Mientras esperamos el anticuerpo, la vacuna y la solución, considero que es importante observarnos y ver qué es lo que estamos haciendo. Ya que después de tanta muerte, de tanta soledad, de tanta pérdida y del hundimiento de nuestras economías, lo primero que hacemos en cuanto nos dan rienda suelta, es exponernos al peligro. Sin ningún tipo de consideración ni contemplación nos ponemos en riesgo ya sea por el gusto de tomarnos una copa, por exclamar '¡viva la libertad!', o bien por comprarnos un top en una tienda de moda.

Es imposible saber cuánto dolor hay acumulado tras lo ocurrido. Pero llegará el día en el que podamos relatar lo más relevante de esta situación, que es la relación que tenemos con la muerte. De la historia reciente, siempre me fascinó la relación que México mantiene con la muerte. Siempre admiré cómo frente a los conquistadores con sus caballos, sus cañones y sus espadas, los mexicanos siempre tuvieron un bien superior que fue el manejo de su relación con la muerte. A los conquistadores, a los blancos, la muerte les asusta. A los mexicanos, a la muerte la invitan a cenar cada día. Sin embargo, si de algo ha servido esta epidemia es para plantear nuestra relación como humanidad con la muerte.

Todos crecimos con la idea de que, aunque nacimos y morimos solos, nuestro principio y nuestro final siempre los pasaríamos acompañados por los nuestros. El Covid-19 mató esta idea. Hoy morimos solos. Y hacerlo resulta muy sencillo. Desde la primera tos, el primer malestar y la presencia de los primeros síntomas, nos meten en un cuarto o cama y la siguiente escena de nuestra vida se convierte en una llamada diciendo que todo se ha acabado, que simplemente vamos a morir. Nadie nos podrá ver ni nos podrá despedir. Será como si nunca hubiéramos existido.

Da lo mismo morir en Zara o morir en cualquier otro establecimiento, lo que importa es la larga cola y lo que significa el olvido –ya sea por un top, una playera, un traje o una rebaja– del dolor acumulado de un mundo que se niega a desaparecer, pero que no es capaz de hacer nada por seguir vivo.
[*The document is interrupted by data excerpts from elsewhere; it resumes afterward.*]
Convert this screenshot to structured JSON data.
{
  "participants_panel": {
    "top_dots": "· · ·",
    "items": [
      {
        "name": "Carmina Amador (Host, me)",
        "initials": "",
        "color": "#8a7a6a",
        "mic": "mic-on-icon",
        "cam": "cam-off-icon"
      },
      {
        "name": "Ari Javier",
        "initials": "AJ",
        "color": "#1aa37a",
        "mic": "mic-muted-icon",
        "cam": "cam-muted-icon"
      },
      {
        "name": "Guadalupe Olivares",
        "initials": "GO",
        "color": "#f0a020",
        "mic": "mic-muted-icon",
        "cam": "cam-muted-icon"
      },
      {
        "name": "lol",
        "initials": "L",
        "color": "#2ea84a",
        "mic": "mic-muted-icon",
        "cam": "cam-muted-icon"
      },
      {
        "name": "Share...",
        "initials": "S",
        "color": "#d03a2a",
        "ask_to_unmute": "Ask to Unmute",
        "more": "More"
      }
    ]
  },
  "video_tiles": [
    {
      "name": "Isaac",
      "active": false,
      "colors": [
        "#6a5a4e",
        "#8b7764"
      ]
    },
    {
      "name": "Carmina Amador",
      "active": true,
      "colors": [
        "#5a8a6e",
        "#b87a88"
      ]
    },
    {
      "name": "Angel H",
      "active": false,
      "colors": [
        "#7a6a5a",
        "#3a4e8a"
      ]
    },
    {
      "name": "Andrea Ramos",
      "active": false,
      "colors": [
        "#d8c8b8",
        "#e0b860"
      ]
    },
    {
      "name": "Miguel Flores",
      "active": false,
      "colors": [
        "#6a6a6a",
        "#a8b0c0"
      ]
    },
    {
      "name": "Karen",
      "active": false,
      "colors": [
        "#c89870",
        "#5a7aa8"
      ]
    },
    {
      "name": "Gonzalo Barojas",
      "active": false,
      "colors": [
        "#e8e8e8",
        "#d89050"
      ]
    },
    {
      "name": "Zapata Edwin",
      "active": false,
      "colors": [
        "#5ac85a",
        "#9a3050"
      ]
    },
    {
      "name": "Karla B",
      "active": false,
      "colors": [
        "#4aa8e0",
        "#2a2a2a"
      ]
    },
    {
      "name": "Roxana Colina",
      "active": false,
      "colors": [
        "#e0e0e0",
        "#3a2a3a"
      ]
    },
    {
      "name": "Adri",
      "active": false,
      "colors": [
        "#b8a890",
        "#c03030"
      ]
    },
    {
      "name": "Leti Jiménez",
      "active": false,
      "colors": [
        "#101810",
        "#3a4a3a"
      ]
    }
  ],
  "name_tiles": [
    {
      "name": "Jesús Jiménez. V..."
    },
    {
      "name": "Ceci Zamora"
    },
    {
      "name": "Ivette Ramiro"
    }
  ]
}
A golpe de emoción y queriendo hacer bien las cosas, nos encerraron. A golpe de necesidad y buscando hacer lo correcto parece que, poco a poco, nos irán abriendo las puertas hacia una vida productiva, mas no de normalidad. Hasta aquí lo más importante de esta experiencia –sobre la que todo mundo estamos de acuerdo que no ha hecho más que empezar– es, en primer lugar, la reflexión sobre en qué hemos invertido los recursos para contar con estudios científicos que prevengan, preparen y eviten una situación como la actual. ¿Por qué no terminamos de gastar el dinero en aquello que nos podría mantener con vida al llegar a un caso como el de ahora? En segundo lugar –como he mencionado anteriormente–, esta experiencia ha hecho necesaria la reflexión sobre el ritual de la muerte y cómo este está sufriendo un cambio del que tarde o temprano habrá que sacar conclusiones.

Morir en soledad puede ser la consecuencia de un hecho puntual –como es la evasión de los contagios–, pero también puede significar el resumen final de una estructura de vida donde, en el fondo, nos hemos dedicado a vivir y morir solos en compañía.